I believe tonight’s is a penumbral eclipse, as it is not entirely dark.
When my parents gave me the bottle of rare Bushmills Whiskey, the time was quite right. I had a rush of memories, or a culmination of feelings. My dreams had been reminding me of lost passions.
The feeling of college is one of constantly deferring that which is important to me. For a few years I said, to Erica, I believe it was, “I miss acting.” Then I forgot. So many things went like that. I deferred them for awhile until I forgot that I was deferring them.
Luckily, they are not gone entirely.
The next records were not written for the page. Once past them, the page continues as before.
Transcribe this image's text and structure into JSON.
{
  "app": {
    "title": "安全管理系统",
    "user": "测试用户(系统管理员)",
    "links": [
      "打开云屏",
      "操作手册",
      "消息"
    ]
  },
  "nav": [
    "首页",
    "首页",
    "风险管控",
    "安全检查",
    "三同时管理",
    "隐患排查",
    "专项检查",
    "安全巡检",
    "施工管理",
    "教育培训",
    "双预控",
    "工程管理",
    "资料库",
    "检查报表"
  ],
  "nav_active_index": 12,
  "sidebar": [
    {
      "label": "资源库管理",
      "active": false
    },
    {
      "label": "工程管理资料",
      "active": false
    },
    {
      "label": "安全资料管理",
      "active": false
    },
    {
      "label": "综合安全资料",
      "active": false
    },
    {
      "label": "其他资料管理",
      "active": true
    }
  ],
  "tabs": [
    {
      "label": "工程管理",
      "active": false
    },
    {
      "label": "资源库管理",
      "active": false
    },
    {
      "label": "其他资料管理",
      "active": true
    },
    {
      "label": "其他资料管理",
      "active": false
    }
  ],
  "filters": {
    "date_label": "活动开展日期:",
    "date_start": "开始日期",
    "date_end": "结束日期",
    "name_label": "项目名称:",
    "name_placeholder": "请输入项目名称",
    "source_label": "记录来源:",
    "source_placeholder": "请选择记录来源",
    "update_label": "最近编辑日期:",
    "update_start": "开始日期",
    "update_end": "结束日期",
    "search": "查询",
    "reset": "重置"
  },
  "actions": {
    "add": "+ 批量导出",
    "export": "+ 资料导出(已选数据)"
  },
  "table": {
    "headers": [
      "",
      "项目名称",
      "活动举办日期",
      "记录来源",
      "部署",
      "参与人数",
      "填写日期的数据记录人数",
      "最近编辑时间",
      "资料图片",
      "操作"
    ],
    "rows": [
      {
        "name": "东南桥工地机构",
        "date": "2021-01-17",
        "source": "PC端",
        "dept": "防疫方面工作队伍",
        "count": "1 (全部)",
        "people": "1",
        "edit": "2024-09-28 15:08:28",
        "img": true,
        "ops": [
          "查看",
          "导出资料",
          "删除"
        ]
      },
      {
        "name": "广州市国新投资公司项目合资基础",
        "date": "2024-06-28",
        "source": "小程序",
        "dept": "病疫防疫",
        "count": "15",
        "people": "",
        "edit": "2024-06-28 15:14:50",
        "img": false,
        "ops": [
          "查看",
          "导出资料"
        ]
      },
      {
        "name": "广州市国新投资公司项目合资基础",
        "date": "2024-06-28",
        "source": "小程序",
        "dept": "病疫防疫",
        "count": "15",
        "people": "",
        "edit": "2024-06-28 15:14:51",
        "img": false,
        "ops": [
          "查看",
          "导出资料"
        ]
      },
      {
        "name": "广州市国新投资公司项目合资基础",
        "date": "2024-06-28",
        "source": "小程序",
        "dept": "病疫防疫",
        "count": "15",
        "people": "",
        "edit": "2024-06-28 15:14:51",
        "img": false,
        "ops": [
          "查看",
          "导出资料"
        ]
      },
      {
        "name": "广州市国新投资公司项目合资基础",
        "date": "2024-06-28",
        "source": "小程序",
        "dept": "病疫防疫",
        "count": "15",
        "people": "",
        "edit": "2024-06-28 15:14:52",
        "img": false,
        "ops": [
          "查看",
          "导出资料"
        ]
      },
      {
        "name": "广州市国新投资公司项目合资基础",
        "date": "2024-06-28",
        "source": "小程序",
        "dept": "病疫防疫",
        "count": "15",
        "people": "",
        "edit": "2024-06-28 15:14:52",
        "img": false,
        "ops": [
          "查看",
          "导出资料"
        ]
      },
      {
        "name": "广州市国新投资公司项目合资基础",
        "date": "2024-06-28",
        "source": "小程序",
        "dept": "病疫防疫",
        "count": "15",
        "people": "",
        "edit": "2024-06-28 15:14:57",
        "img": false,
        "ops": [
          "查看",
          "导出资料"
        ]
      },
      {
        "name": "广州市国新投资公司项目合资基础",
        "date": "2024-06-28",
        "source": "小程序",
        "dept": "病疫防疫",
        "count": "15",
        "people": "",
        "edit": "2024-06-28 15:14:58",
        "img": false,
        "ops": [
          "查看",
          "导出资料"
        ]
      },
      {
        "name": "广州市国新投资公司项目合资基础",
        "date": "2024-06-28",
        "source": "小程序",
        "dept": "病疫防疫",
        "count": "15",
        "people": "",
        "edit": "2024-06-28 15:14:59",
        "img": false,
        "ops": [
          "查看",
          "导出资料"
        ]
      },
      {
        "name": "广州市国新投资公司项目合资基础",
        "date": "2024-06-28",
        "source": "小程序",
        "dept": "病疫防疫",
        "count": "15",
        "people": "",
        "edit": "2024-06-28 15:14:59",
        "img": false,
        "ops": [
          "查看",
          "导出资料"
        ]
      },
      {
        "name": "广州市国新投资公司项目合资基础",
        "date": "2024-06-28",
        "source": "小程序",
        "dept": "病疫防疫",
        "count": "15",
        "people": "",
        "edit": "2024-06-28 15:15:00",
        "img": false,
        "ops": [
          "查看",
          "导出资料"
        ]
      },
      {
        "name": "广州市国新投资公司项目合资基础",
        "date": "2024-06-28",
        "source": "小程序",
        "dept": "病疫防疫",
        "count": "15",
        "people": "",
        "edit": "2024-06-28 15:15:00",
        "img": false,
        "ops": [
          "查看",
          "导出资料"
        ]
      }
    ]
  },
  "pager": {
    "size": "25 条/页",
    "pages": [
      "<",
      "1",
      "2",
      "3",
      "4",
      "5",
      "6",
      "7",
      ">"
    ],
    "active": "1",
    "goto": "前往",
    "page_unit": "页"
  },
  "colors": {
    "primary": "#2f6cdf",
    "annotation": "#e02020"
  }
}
The bottle closed a big loop, with a huge surprise for me, and provided an anchor to a more adventurous me, who took on the world by himself and slept in back rooms of old inns in a foreign country. Who participated in community theater and narry felt a sliver of shyness to perform… reveling rather in the rush of it. Who planned to sleep his way accross other parts, teaching English in Eastern Europe (and I could have back then, I took it for granted that idiot americans would always be able to eek out enough, whilest hanging about in Prague, fucking beautiful Czech girls…). Ahhhh, I deferred this and deferred that.
Then I deferred a few things for a few girls too. Last lunar eclipse I watched was with Erica and Thomas at an apartment I had overextended myself to pay for. I nearly starved to death paying for that place.. and never convinced the woman of whatever it was she wanted to be convinced of. Still, I learned a few valuable lessons.
So now I have a degree, and will go back for another in a little while.
“But what profits a man if he gains the whole world, only to lose his own soul?”
Polarity… even better
Can have keep my soul AND gain the whole world?
Re: Polarity… even better
HAHAHA…
LOL..
Seriously, thanks Mike. That’s awsome.
Yea, some “devil’s bargains” have me wondering, “where do I sign?”